Microsoft descubrió que el 47% de los líderes enumeran la mejora de las competencias de los empleados existentes como una de las principales estrategias de personal. Supongo que eso es alentador. Pero la mejora de las competencias sólo funciona si la gente realmente quiere aprender. Y ahora mismo, una parte significativa de la mano de obra ha decidido que la IA no es relevante para ellos, no es fiable o no merece la pena el esfuerzo. Puede que algunos de ellos tengan razón sobre herramientas concretas. Pero la trayectoria más amplia no es opcional (lo digo como alguien que se ha mostrado escéptico ante muchos ciclos de exageración tecnológica a lo largo de los años, y éste parece diferente).

Hacia dónde se dirige

No creo que la división desaparezca. Creo que se amplía. Las personas que adopten la IA seguirán siendo más rápidas, seguirán produciendo más, seguirán subiendo el listón de lo que es un "rendimiento normal". Las personas que no lo hagan sentirán una presión cada vez mayor, ya sea por parte de la dirección, de los compañeros o simplemente por la realidad ambiental de que sus colegas están haciendo cosas que ellos no pueden.

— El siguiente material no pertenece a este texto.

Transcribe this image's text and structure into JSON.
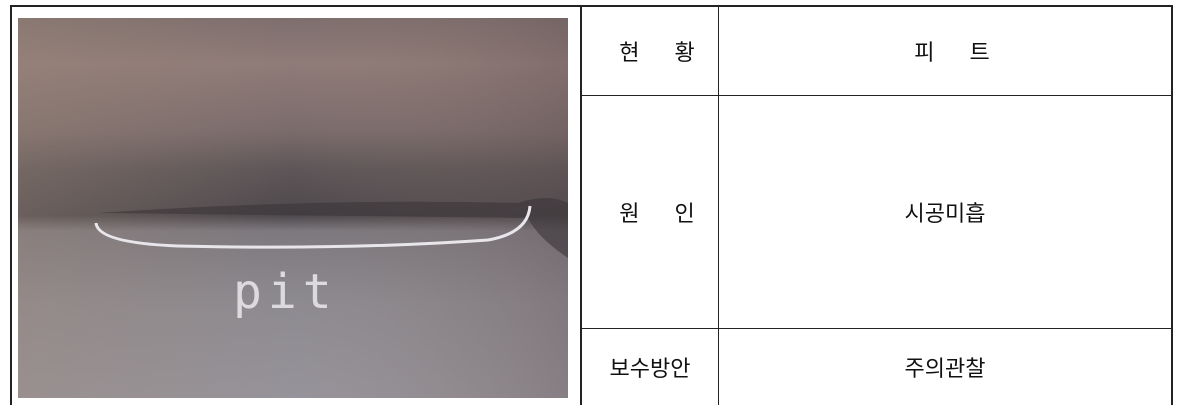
{
  "photo": {
    "annotation": "pit"
  },
  "table": {
    "rows": [
      [
        "현 황",
        "피 트"
      ],
      [
        "원 인",
        "시공미흡"
      ],
      [
        "보수방안",
        "주의관찰"
      ]
    ]
  }
}
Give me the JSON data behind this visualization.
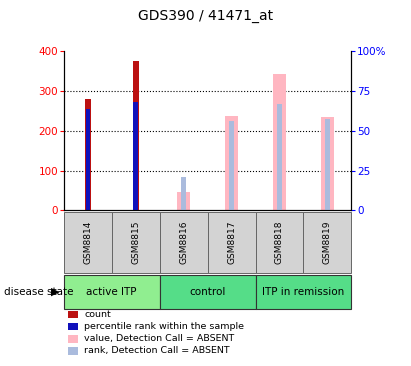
{
  "title": "GDS390 / 41471_at",
  "samples": [
    "GSM8814",
    "GSM8815",
    "GSM8816",
    "GSM8817",
    "GSM8818",
    "GSM8819"
  ],
  "count_values": [
    281,
    376,
    null,
    null,
    null,
    null
  ],
  "percentile_values": [
    255,
    272,
    null,
    null,
    null,
    null
  ],
  "absent_value_values": [
    null,
    null,
    47,
    238,
    342,
    236
  ],
  "absent_rank_values": [
    null,
    null,
    83,
    224,
    268,
    231
  ],
  "ylim_left": [
    0,
    400
  ],
  "ylim_right": [
    0,
    100
  ],
  "yticks_left": [
    0,
    100,
    200,
    300,
    400
  ],
  "yticks_right": [
    0,
    25,
    50,
    75,
    100
  ],
  "yticklabels_right": [
    "0",
    "25",
    "50",
    "75",
    "100%"
  ],
  "count_color": "#BB1111",
  "percentile_color": "#1111BB",
  "absent_value_color": "#FFB6C1",
  "absent_rank_color": "#AABBDD",
  "group_defs": [
    [
      0,
      1,
      "active ITP",
      "#90EE90"
    ],
    [
      2,
      3,
      "control",
      "#55DD88"
    ],
    [
      4,
      5,
      "ITP in remission",
      "#55DD88"
    ]
  ],
  "legend_items": [
    {
      "color": "#BB1111",
      "label": "count"
    },
    {
      "color": "#1111BB",
      "label": "percentile rank within the sample"
    },
    {
      "color": "#FFB6C1",
      "label": "value, Detection Call = ABSENT"
    },
    {
      "color": "#AABBDD",
      "label": "rank, Detection Call = ABSENT"
    }
  ]
}
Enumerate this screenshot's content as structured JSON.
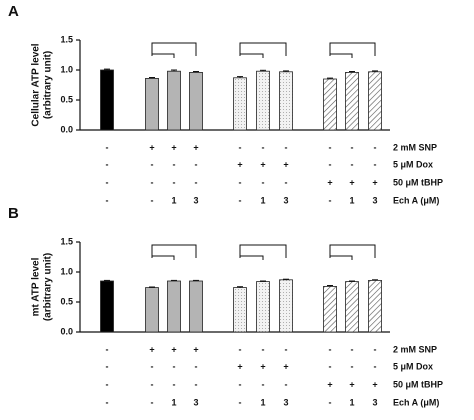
{
  "chart_data": [
    {
      "type": "bar",
      "panel": "A",
      "ylabel": [
        "Cellular ATP level",
        "(arbitrary unit)"
      ],
      "ylim": [
        0,
        1.5
      ],
      "yticks": [
        {
          "value": 0,
          "label": "0.0"
        },
        0.5,
        {
          "value": 1,
          "label": "1.0"
        },
        1.5
      ],
      "values": [
        1.0,
        0.86,
        0.98,
        0.96,
        0.87,
        0.98,
        0.97,
        0.85,
        0.96,
        0.97
      ],
      "errors": [
        0.015,
        0.015,
        0.02,
        0.015,
        0.02,
        0.015,
        0.015,
        0.015,
        0.015,
        0.015
      ],
      "colors": [
        "#000000",
        "#b4b4b4",
        "#b4b4b4",
        "#b4b4b4",
        "dots",
        "dots",
        "dots",
        "hatch",
        "hatch",
        "hatch"
      ],
      "conditions": [
        {
          "label": "2 mM SNP",
          "marks": [
            "-",
            "+",
            "+",
            "+",
            "-",
            "-",
            "-",
            "-",
            "-",
            "-"
          ]
        },
        {
          "label": "5 μM Dox",
          "marks": [
            "-",
            "-",
            "-",
            "-",
            "+",
            "+",
            "+",
            "-",
            "-",
            "-"
          ]
        },
        {
          "label": "50 μM tBHP",
          "marks": [
            "-",
            "-",
            "-",
            "-",
            "-",
            "-",
            "-",
            "+",
            "+",
            "+"
          ]
        },
        {
          "label": "Ech A (μM)",
          "marks": [
            "-",
            "-",
            "1",
            "3",
            "-",
            "1",
            "3",
            "-",
            "1",
            "3"
          ]
        }
      ]
    },
    {
      "type": "bar",
      "panel": "B",
      "ylabel": [
        "mt ATP level",
        "(arbitrary unit)"
      ],
      "ylim": [
        0,
        1.5
      ],
      "yticks": [
        {
          "value": 0,
          "label": "0.0"
        },
        0.5,
        {
          "value": 1,
          "label": "1.0"
        },
        1.5
      ],
      "values": [
        0.85,
        0.74,
        0.85,
        0.85,
        0.74,
        0.84,
        0.87,
        0.76,
        0.84,
        0.86
      ],
      "errors": [
        0.01,
        0.01,
        0.01,
        0.01,
        0.015,
        0.01,
        0.01,
        0.015,
        0.01,
        0.01
      ],
      "colors": [
        "#000000",
        "#b4b4b4",
        "#b4b4b4",
        "#b4b4b4",
        "dots",
        "dots",
        "dots",
        "hatch",
        "hatch",
        "hatch"
      ],
      "conditions": [
        {
          "label": "2 mM SNP",
          "marks": [
            "-",
            "+",
            "+",
            "+",
            "-",
            "-",
            "-",
            "-",
            "-",
            "-"
          ]
        },
        {
          "label": "5 μM Dox",
          "marks": [
            "-",
            "-",
            "-",
            "-",
            "+",
            "+",
            "+",
            "-",
            "-",
            "-"
          ]
        },
        {
          "label": "50 μM tBHP",
          "marks": [
            "-",
            "-",
            "-",
            "-",
            "-",
            "-",
            "-",
            "+",
            "+",
            "+"
          ]
        },
        {
          "label": "Ech A (μM)",
          "marks": [
            "-",
            "-",
            "1",
            "3",
            "-",
            "1",
            "3",
            "-",
            "1",
            "3"
          ]
        }
      ]
    }
  ]
}
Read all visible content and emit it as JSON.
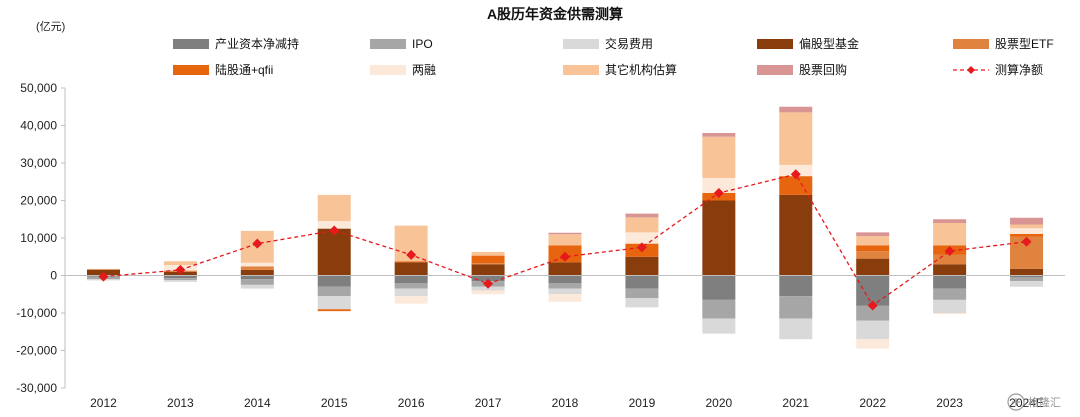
{
  "chart_data": {
    "type": "bar",
    "title": "A股历年资金供需测算",
    "unit_label": "(亿元)",
    "ylim": [
      -30000,
      50000
    ],
    "yticks": [
      "-30,000",
      "-20,000",
      "-10,000",
      "0",
      "10,000",
      "20,000",
      "30,000",
      "40,000",
      "50,000"
    ],
    "yticks_values": [
      -30000,
      -20000,
      -10000,
      0,
      10000,
      20000,
      30000,
      40000,
      50000
    ],
    "categories": [
      "2012",
      "2013",
      "2014",
      "2015",
      "2016",
      "2017",
      "2018",
      "2019",
      "2020",
      "2021",
      "2022",
      "2023",
      "2024E"
    ],
    "series": [
      {
        "name": "产业资本净减持",
        "color": "#7f7f7f",
        "values": [
          -300,
          -700,
          -1000,
          -3000,
          -2000,
          -1500,
          -2000,
          -3500,
          -6500,
          -5500,
          -8000,
          -3500,
          -500
        ]
      },
      {
        "name": "IPO",
        "color": "#a6a6a6",
        "values": [
          -700,
          -500,
          -1500,
          -2500,
          -1500,
          -1500,
          -1500,
          -2500,
          -5000,
          -6000,
          -4000,
          -3000,
          -1000
        ]
      },
      {
        "name": "交易费用",
        "color": "#d9d9d9",
        "values": [
          -300,
          -500,
          -1000,
          -3500,
          -2000,
          -1000,
          -1500,
          -2500,
          -4000,
          -5500,
          -5000,
          -3500,
          -1500
        ]
      },
      {
        "name": "偏股型基金",
        "color": "#8a3d0c",
        "values": [
          1500,
          1000,
          1500,
          12500,
          3500,
          3000,
          3500,
          5000,
          20000,
          21500,
          4500,
          3000,
          1800
        ]
      },
      {
        "name": "股票型ETF",
        "color": "#e0833f",
        "values": [
          200,
          300,
          900,
          0,
          0,
          300,
          0,
          0,
          0,
          0,
          2000,
          2500,
          8500
        ]
      },
      {
        "name": "陆股通+qfii",
        "color": "#e8650f",
        "values": [
          0,
          0,
          0,
          -500,
          300,
          2000,
          4500,
          3500,
          2000,
          5000,
          1500,
          2500,
          800
        ]
      },
      {
        "name": "两融",
        "color": "#fde9d9",
        "values": [
          0,
          1500,
          1000,
          2000,
          -2000,
          -1000,
          -2000,
          3000,
          4000,
          3000,
          -2500,
          -300,
          1500
        ]
      },
      {
        "name": "其它机构估算",
        "color": "#f8c497",
        "values": [
          0,
          1000,
          8500,
          7000,
          9500,
          1000,
          3000,
          4000,
          11000,
          14000,
          2500,
          6000,
          1000
        ]
      },
      {
        "name": "股票回购",
        "color": "#d99594",
        "values": [
          0,
          0,
          0,
          0,
          0,
          0,
          400,
          1000,
          1000,
          1500,
          1000,
          1000,
          1800
        ]
      }
    ],
    "line": {
      "name": "测算净额",
      "color": "#e6191c",
      "values": [
        -300,
        1500,
        8500,
        12000,
        5500,
        -2200,
        5000,
        7500,
        22000,
        27000,
        -8000,
        6500,
        9000
      ]
    }
  },
  "watermark": "格隆汇"
}
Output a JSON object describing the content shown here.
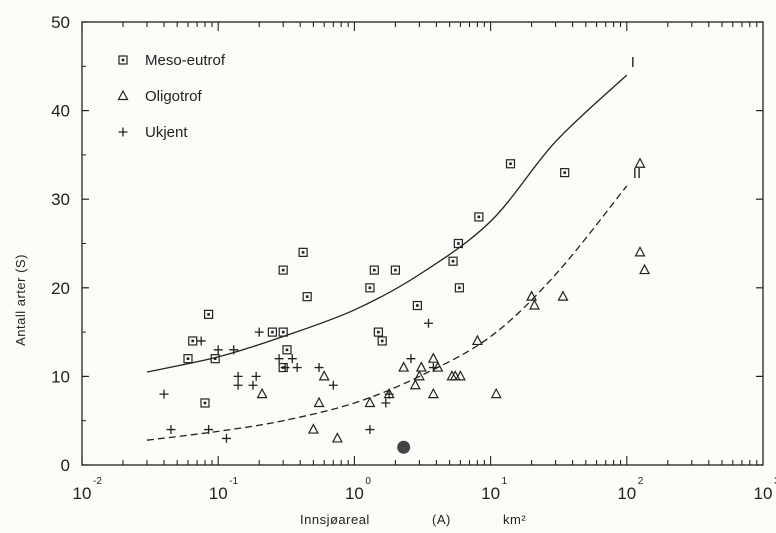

Las empresas que averigüen cómo atraer a todo su equipo, no sólo a los entusiastas, tendrán una auténtica ventaja. Y esa ventaja se acumula. Cada mes de fluidez organizativa en IA es un mes que sus competidores pasan discutiendo sobre si comprar licencias de ChatGPT.

La mayor ventaja competitiva en la era de la IA no será qué modelo utiliza. Será si todo su equipo lo utiliza realmente.

¿Ese equipo de logística que he mencionado? Mi amigo me dijo que el jefe del equipo reservó un taller interno de dos días. No "así es como se hace". Más bien "así es como esto cambia la forma en que planificamos juntos". Los escépticos necesitaban ver lo que era posible en el contexto de su trabajo, no en una demostración genérica con un escenario inventado. Y los entusiastas necesitaban aprender a tener paciencia. A llevar a la gente con ellos en lugar de correr delante.

Ese parece ser el trabajo ahora mismo. No sólo adoptar la IA. Cerrar la brecha. Antes de que ella te cierre a ti.